Как я уже говорил, Саид Бурятский, у которого всё всерьёз, а слова не расходятся с делами – живое отрицание духа нулевых. Потому для людей нулевых – он неприятный, тревожащий курьез. Но нулевые-то закончились! Прогорклая пудра облетела. Священник Иоанн нынче уже не «аццкий сотона», а ходячее недоразумение. А значит, и его антипод должен сегодня восприниматься иначе.

За кого же будут почитать Саида Бурятского в десятые годы?

Для русских мальчиков с края земли он, похоже – образец для подражания. Ислам, правда, у них не в то горло пошел, и конец получился немного смазанным, но источник вдохновения сомнений не вызывает. (Это я про «приморских партизан», если кто не понял).

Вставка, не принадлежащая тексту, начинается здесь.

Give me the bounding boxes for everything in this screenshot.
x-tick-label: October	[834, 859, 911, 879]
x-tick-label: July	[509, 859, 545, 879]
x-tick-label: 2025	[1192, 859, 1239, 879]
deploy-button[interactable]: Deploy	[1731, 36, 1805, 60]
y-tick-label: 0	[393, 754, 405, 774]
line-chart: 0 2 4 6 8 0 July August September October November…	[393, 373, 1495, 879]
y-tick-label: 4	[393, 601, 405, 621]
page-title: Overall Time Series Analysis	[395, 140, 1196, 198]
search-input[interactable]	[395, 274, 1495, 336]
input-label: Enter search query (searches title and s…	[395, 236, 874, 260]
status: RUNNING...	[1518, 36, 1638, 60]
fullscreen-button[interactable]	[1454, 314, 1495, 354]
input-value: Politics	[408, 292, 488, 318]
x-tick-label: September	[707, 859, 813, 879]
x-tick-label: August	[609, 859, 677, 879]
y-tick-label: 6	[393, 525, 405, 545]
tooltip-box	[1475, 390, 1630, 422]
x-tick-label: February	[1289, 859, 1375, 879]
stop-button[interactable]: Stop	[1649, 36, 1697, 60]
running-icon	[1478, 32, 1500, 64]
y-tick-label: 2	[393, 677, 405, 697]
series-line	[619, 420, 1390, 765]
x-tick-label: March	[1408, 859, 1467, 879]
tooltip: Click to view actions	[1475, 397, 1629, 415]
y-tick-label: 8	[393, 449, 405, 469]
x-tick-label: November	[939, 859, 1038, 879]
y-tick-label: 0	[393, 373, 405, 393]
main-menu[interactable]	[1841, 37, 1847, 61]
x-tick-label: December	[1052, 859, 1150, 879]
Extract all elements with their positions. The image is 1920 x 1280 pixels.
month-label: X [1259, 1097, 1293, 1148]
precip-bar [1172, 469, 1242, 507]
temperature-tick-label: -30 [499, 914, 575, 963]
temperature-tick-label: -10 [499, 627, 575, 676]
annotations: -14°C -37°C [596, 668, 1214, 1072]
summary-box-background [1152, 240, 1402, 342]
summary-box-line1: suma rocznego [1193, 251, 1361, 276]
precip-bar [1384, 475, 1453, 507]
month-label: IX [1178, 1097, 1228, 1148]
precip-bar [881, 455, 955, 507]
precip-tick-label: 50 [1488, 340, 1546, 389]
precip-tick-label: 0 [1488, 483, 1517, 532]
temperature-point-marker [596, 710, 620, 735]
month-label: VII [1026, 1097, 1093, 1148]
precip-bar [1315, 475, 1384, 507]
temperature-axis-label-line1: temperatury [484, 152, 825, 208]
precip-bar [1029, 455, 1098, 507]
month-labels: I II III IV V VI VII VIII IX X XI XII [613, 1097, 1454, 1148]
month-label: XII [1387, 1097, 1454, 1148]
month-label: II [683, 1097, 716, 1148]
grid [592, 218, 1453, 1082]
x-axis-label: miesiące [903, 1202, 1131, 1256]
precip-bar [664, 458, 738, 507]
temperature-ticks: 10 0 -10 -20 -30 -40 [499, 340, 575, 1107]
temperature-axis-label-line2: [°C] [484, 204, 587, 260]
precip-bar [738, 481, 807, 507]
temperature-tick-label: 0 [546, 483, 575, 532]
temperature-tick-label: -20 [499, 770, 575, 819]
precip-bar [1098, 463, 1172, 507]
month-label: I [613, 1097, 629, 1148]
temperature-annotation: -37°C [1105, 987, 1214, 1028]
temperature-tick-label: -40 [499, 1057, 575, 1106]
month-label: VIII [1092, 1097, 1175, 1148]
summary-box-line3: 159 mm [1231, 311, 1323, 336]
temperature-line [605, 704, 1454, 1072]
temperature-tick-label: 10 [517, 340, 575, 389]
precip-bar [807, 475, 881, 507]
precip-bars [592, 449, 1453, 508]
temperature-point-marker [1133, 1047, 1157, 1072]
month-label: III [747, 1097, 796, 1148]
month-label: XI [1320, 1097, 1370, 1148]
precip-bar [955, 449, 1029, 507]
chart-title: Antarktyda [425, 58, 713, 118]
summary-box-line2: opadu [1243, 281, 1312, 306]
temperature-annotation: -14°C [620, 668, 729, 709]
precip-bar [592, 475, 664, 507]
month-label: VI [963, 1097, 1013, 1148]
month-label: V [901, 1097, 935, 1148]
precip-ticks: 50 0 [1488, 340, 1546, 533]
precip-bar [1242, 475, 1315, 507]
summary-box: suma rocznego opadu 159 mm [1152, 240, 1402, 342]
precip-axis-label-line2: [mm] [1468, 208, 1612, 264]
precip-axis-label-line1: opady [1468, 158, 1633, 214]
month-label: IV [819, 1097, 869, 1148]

А ведь «приморский эпизод» – только верхушка айсберга! Тот же Че в 60-е мало кого вдохновил на партизанский костерок в лесу. Студенты в Латинском квартале прекрасно обходились без стрелкового оружия, а на поле люцерны в Вудстоке и вовсе на гитарах бренчали. Но эхо тех гитар долго стояло в ушах.

Нынче в Российской Федерации тихо. Разве что «золотую молодежь» с журфака с тихим шуршанием пакуют в спецтранспорт за нежелание изучать президентский Twitter. Да одинокие нацболы долетают иногда до середины Триумфальной. А так – тише даже, чем в разгар нулевых. Никто ничего не делает всерьёз. Никто не знает, что безнадежное дело – это «то, что доктор прописал». Никто не собирает в рюкзак то, что ему нужно от мира. Потому что десятые еще толком не начались… Зато закончились нулевые.